Location:
Speaker: Prof. Stephan Fueglistaler (Princeton)
Abstract: Water plays a key role for climate, yet our theoretical understanding of its abundance in the atmosphere - both as vapour and condensate (clouds) - remains incomplete. In this talk, I will focus on water entering the stratosphere. Although a very specific problem, I will show that water entering the stratosphere has a few properties that render it highly interesting and promising for theoretical progress:
(i) its abundance is controlled by properties in a relatively confined region around the tropical tropopause;
(ii) there is a clear and strong signal of variability on a range of timescales (seasonal to interannual); and
(iii) the range of dynamical variability is dominated by two processes that are to leading order zonally homogeneous (QBO and strength of residual circulation), and one process that is zonally asymmetric (ENSO). This palette of dynamical variability is much smaller than for the corresponding problem in the troposphere.

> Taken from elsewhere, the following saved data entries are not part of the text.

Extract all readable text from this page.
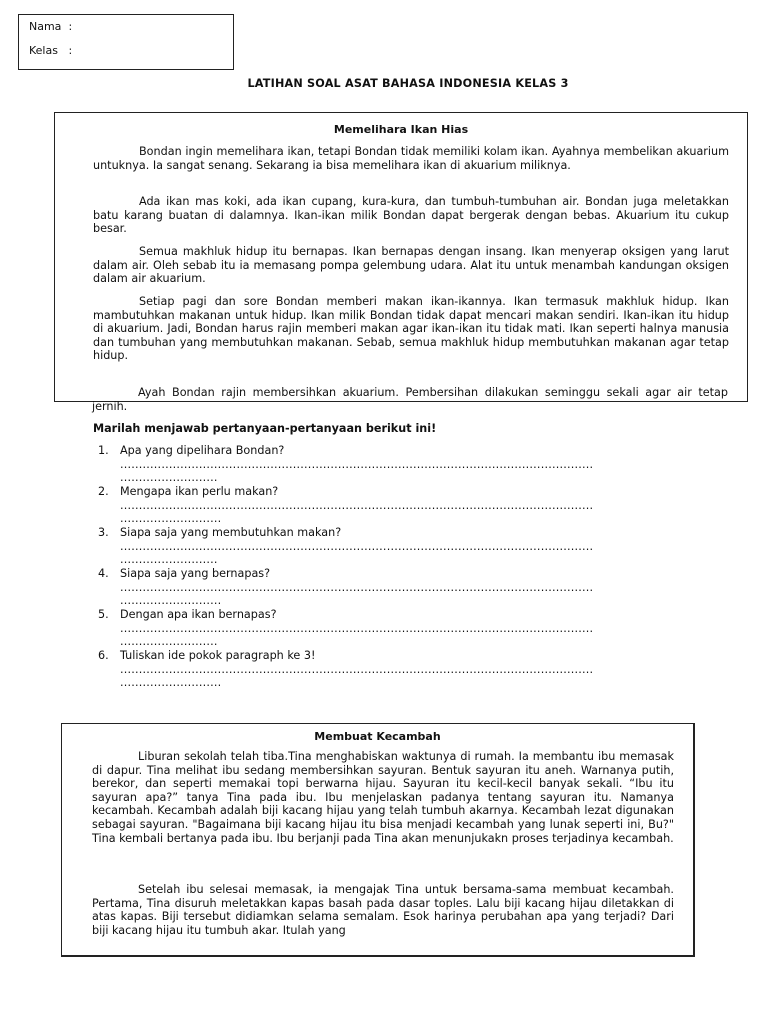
Nama :
Kelas :
LATIHAN SOAL ASAT BAHASA INDONESIA KELAS 3
Memelihara Ikan Hias

Bondan ingin memelihara ikan, tetapi Bondan tidak memiliki kolam ikan. Ayahnya membelikan akuarium untuknya. Ia sangat senang. Sekarang ia bisa memelihara ikan di akuarium miliknya.

Ada ikan mas koki, ada ikan cupang, kura-kura, dan tumbuh-tumbuhan air. Bondan juga meletakkan batu karang buatan di dalamnya. Ikan-ikan milik Bondan dapat bergerak dengan bebas. Akuarium itu cukup besar.

Semua makhluk hidup itu bernapas. Ikan bernapas dengan insang. Ikan menyerap oksigen yang larut dalam air. Oleh sebab itu ia memasang pompa gelembung udara. Alat itu untuk menambah kandungan oksigen dalam air akuarium.

Setiap pagi dan sore Bondan memberi makan ikan-ikannya. Ikan termasuk makhluk hidup. Ikan mambutuhkan makanan untuk hidup. Ikan milik Bondan tidak dapat mencari makan sendiri. Ikan-ikan itu hidup di akuarium. Jadi, Bondan harus rajin memberi makan agar ikan-ikan itu tidak mati. Ikan seperti halnya manusia dan tumbuhan yang membutuhkan makanan. Sebab, semua makhluk hidup membutuhkan makanan agar tetap hidup.

Ayah Bondan rajin membersihkan akuarium. Pembersihan dilakukan seminggu sekali agar air tetap jernih.

Marilah menjawab pertanyaan-pertanyaan berikut ini!
1. Apa yang dipelihara Bondan?
..............................................................................................................................
..........................
2. Mengapa ikan perlu makan?
..............................................................................................................................
...........................
3. Siapa saja yang membutuhkan makan?
..............................................................................................................................
..........................
4. Siapa saja yang bernapas?
..............................................................................................................................
...........................
5. Dengan apa ikan bernapas?
..............................................................................................................................
..........................
6. Tuliskan ide pokok paragraph ke 3!
..............................................................................................................................
...........................
Membuat Kecambah

Liburan sekolah telah tiba.Tina menghabiskan waktunya di rumah. Ia membantu ibu memasak di dapur. Tina melihat ibu sedang membersihkan sayuran. Bentuk sayuran itu aneh. Warnanya putih, berekor, dan seperti memakai topi berwarna hijau. Sayuran itu kecil-kecil banyak sekali. “Ibu itu sayuran apa?” tanya Tina pada ibu. Ibu menjelaskan padanya tentang sayuran itu. Namanya kecambah. Kecambah adalah biji kacang hijau yang telah tumbuh akarnya. Kecambah lezat digunakan sebagai sayuran. "Bagaimana biji kacang hijau itu bisa menjadi kecambah yang lunak seperti ini, Bu?" Tina kembali bertanya pada ibu. Ibu berjanji pada Tina akan menunjukakn proses terjadinya kecambah.

Setelah ibu selesai memasak, ia mengajak Tina untuk bersama-sama membuat kecambah. Pertama, Tina disuruh meletakkan kapas basah pada dasar toples. Lalu biji kacang hijau diletakkan di atas kapas. Biji tersebut didiamkan selama semalam. Esok harinya perubahan apa yang terjadi? Dari biji kacang hijau itu tumbuh akar. Itulah yang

I will show modeling results based on trajectory calculations that successfully reproduce much of the observed variability, and will argue that the unexplained residual may be key to suspected long-term trends. Hence, these failures may allow for the first time to precisely pinpoint deficiencies in our understanding of the governing processes. Further, I will show that even when we have a good model for atmospheric water vapour and clouds that reproduces observations correctly, much work remains to be done to develop a theory with predictive skill.